The Act also says that if the entity normally communicates with a particular individual using a particular method, the notification may use that method. This gives businesses some flexibility to use existing communication channels, but the broader obligation remains to take reasonable steps in the circumstances.

For businesses, the operational challenge is usually not the wording of the statement but identifying the right notification group, deciding whether direct notice is practicable, and making sure the recommendations to individuals are useful and accurate. Customer support, media handling and regulator communications should be coordinated with the legal notification process.

The legislation gives the Information Commissioner several important powers. If the Commissioner is aware that there are reasonable grounds to believe there has been an eligible data breach, the Commissioner may declare that the statement and notification provisions do not apply in relation to that breach, or may declare that the time for notifying individuals is extended to a specified period. The Commissioner must be satisfied it is reasonable in the circumstances to do so, having regard to the public interest, relevant advice from an enforcement body or the Australian Signals Directorate, and any other relevant matters.

An entity can apply for one of these declarations. While the application is awaiting decision, the statement and notification provisions do not apply in relation to the relevant eligible data breach. The Commissioner may also refuse the application. The legislation also allows the Commissioner to extend a period previously specified in a declaration.

The Commissioner also has a separate power to direct an entity to notify an eligible data breach.
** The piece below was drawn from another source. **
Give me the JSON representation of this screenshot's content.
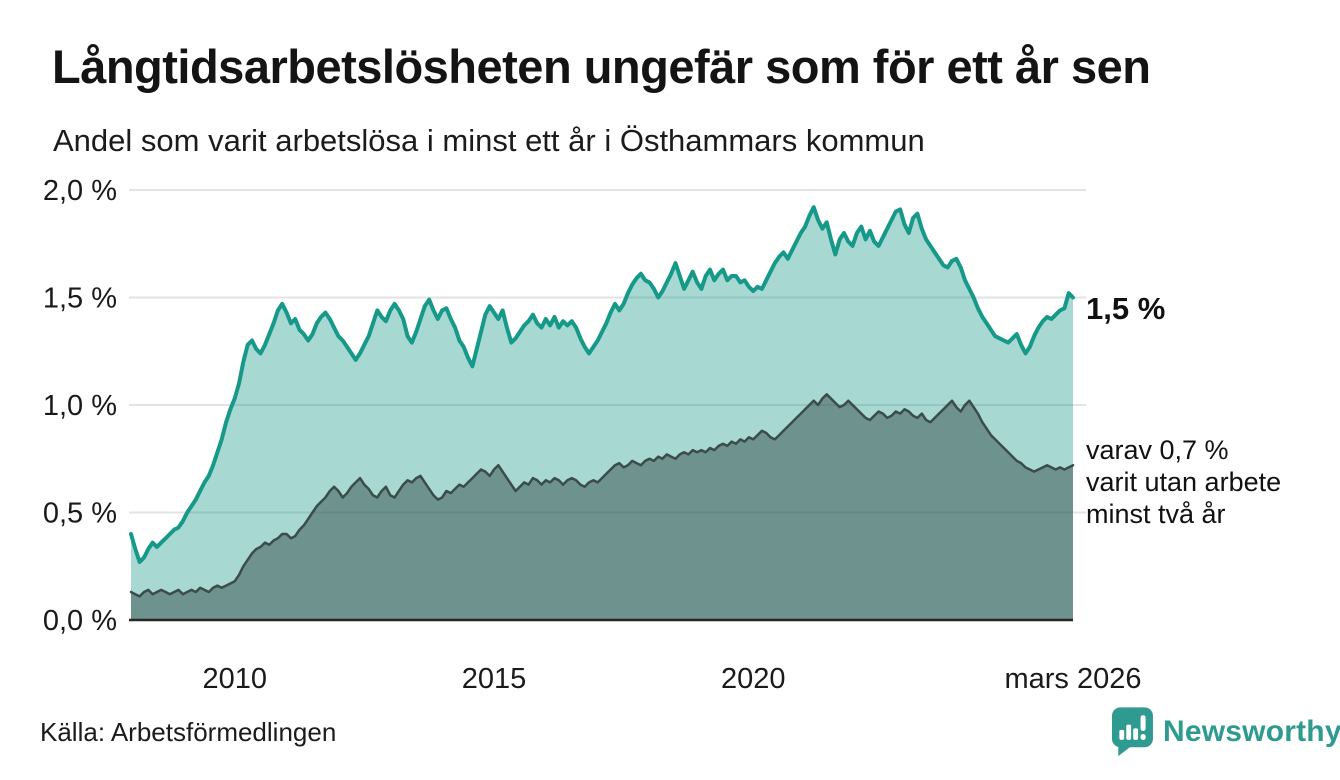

This matters where the regulator forms the view that the legal threshold has been met and the entity has not taken the required steps on its own initiative.

There are also express statutory exceptions. The scheme does not apply where the relevant access, disclosure or loss has been, or is required to be, notified under section 75 of the My Health Records Act 2012. There is an exception for enforcement bodies where the chief executive officer reasonably believes compliance with the individual notification provision would be likely to prejudice enforcement related activities. There are also exceptions where compliance would be inconsistent with certain Commonwealth secrecy provisions.

These exceptions are specific and should not be assumed. A business should check carefully whether the exact statutory conditions are met before relying on them.

The Act provides that if an entity contravenes the assessment duty, the statement duty, the notification duty, or a Commissioner direction provision listed in the amendment, that contravention is taken to be an interference with the privacy of an individual. That links non-compliance with the broader enforcement framework of the Privacy Act.

For businesses, the most useful way to read this legislation is as a checklist for readiness. You should know whether your organisation is in scope, what information holdings could trigger the scheme, who decides whether there are reasonable grounds to suspect or believe a breach, how the 30 day assessment clock is tracked, what containment actions are available, and how statements and notifications will be approved and sent.

You should also review contracts with service providers, cloud vendors and overseas recipients. The deemed holding rules and multi-entity provisions mean responsibility can sit in places that are not obvious from a purely technical view of where the data is stored. Internal records of incidents, assessments, remedial action and notification decisions are also important, especially where you conclude that notification is not required because serious harm is not likely or because remedial action changed the outcome.

The Act received Royal Assent on 22 February 2017. Sections 1 to 3 commenced on that day. Schedule 1, which inserted the notifiable data breach amendments into the Privacy Act 1988, commenced on 22 February 2018 under the commencement table.

The title is listed as in force on the Federal Register of Legislation. Businesses should still check the current consolidated Privacy Act 1988 and any later amendments before relying on a summary page, especially because privacy law reform can affect the broader compliance landscape around the notifiable data breach scheme.